Memories of Border Field

Elegant Tern - Thalasseus elegans
Disturbed by the patrolling Border Agent, these loafing birds picked up from the sandy beach and flew past me. Our beach at the border with Mexico can be a productive place to meet bird-life. Imperial Beach, California in San Diego County.

Border Field State Park occupies the extreme southwestern corner of the USA. What is not part of the floodplain of the Tijuana River is sandy beaches and dunes. The low dunes above the high tide line are critical habitat for nesting of endangered or threatened species like the Western Snowy Plover and the California Least Tern. The beach extends from the fence at the Mexican border north to Imperial Beach. The mouth of the Tijuana River divides the beach to its northern and southern sections. The marshes along the Tijuana River Channel host the threatened Light-Footed Ridgway’s Rail (Clapper Rail). I prefer to spend time south of the river mouth, where it is more difficult to get to, and therefore more secluded.

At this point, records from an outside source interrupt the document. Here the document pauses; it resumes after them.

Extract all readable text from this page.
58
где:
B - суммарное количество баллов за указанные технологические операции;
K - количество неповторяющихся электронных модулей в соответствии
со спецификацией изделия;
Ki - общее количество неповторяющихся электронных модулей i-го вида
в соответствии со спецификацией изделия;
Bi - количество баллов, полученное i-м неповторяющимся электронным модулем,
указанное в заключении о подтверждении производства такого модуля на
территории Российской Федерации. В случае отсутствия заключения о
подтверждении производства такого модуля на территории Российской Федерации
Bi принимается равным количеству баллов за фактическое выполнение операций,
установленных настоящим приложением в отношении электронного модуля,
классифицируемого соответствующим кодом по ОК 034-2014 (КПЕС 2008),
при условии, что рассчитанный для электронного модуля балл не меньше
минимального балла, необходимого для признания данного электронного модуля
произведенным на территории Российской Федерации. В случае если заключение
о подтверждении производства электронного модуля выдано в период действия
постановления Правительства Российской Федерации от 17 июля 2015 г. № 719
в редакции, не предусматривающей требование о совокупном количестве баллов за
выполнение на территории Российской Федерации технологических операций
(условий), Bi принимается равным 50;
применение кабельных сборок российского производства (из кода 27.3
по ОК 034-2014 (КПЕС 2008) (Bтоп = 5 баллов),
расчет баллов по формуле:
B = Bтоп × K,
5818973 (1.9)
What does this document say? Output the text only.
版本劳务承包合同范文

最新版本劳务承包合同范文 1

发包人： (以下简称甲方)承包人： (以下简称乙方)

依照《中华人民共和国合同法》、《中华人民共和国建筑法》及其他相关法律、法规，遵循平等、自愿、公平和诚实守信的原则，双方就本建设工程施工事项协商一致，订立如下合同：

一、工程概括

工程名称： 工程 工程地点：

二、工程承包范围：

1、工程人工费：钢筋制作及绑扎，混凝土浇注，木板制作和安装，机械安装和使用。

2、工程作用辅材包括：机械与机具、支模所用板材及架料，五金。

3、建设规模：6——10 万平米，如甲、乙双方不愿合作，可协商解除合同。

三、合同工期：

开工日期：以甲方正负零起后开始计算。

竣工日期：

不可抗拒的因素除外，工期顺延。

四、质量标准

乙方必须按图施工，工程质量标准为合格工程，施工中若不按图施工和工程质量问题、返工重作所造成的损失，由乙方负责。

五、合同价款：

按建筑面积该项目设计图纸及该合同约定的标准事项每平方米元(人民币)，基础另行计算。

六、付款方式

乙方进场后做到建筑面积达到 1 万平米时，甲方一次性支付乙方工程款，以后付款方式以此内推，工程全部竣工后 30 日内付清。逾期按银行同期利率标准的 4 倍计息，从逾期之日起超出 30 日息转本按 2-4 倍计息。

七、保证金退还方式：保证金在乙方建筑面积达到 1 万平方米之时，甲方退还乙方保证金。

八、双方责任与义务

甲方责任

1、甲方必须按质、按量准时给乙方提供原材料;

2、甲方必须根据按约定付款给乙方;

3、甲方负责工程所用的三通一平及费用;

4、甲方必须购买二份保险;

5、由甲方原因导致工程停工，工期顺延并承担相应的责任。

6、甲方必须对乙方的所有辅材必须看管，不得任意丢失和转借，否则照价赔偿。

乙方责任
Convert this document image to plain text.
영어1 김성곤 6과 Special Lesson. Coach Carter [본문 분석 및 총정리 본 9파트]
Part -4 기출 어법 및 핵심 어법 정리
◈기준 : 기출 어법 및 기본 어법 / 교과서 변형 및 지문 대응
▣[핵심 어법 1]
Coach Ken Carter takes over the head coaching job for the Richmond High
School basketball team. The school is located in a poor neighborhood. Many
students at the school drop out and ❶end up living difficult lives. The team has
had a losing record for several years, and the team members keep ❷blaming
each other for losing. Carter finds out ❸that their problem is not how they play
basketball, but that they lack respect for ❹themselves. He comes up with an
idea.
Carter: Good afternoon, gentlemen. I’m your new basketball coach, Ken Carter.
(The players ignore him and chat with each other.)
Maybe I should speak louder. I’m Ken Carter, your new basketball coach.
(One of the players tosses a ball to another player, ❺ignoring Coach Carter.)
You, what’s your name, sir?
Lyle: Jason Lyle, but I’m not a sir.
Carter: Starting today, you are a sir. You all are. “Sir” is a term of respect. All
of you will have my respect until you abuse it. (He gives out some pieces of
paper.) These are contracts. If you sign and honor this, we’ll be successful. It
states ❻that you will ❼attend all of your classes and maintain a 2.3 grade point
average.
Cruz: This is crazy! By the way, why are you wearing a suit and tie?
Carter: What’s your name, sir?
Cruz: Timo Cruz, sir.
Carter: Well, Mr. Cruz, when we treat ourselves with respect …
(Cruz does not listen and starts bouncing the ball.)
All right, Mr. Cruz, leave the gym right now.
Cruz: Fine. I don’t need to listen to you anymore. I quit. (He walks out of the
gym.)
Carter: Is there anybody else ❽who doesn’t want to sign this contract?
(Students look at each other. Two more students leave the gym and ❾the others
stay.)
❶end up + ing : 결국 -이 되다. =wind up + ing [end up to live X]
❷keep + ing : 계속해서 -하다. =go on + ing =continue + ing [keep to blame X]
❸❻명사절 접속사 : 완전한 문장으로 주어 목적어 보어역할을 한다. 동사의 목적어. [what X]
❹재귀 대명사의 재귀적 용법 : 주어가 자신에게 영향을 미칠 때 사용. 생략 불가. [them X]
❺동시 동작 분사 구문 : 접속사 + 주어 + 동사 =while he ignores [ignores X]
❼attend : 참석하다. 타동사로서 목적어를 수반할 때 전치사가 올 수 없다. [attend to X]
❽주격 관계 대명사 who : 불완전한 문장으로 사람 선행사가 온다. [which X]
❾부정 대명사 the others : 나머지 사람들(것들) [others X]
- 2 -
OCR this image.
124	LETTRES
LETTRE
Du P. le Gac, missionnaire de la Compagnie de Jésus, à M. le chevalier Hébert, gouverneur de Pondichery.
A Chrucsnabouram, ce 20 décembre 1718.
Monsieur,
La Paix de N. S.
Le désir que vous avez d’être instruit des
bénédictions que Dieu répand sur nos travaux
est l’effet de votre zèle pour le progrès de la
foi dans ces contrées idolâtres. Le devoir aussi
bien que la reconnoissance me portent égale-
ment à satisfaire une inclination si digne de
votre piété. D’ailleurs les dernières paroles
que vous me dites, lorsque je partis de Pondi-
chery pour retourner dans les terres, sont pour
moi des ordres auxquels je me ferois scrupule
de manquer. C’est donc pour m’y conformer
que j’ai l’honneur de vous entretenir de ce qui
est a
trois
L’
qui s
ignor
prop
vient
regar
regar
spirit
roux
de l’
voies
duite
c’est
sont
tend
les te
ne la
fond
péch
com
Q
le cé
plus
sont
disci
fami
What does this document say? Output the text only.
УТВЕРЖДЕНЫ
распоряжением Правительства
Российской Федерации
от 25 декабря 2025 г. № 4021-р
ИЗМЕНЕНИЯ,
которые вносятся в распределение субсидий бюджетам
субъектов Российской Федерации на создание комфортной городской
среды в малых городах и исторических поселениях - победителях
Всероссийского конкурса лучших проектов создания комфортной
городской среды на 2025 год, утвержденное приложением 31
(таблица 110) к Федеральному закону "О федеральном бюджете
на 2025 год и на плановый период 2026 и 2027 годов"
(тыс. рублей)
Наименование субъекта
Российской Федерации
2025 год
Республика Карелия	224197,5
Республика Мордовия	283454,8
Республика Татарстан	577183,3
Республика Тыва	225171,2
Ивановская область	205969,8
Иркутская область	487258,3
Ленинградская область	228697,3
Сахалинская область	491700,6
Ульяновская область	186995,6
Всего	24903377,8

As with most locations, the encounters one might expect depend on the season. Migration time can provide a wealth of shorebirds. Post nesting dispersal can provide encounters with many of the terns found nesting at the Saltworks. The Snowy Plovers and Least Terns that nest on the nearby dunes bring their fledgling and juvenile young to the beach to learn to fly and to watch and wait while their parents gather food to bring back and feed them. Belding’s Savannah Sparrows sometimes forage on kelp flies and other insects along the sandy shore.

Surveying protected nesting sites on the beach at Border Field, south of Imperial Beach, California. San Diego County.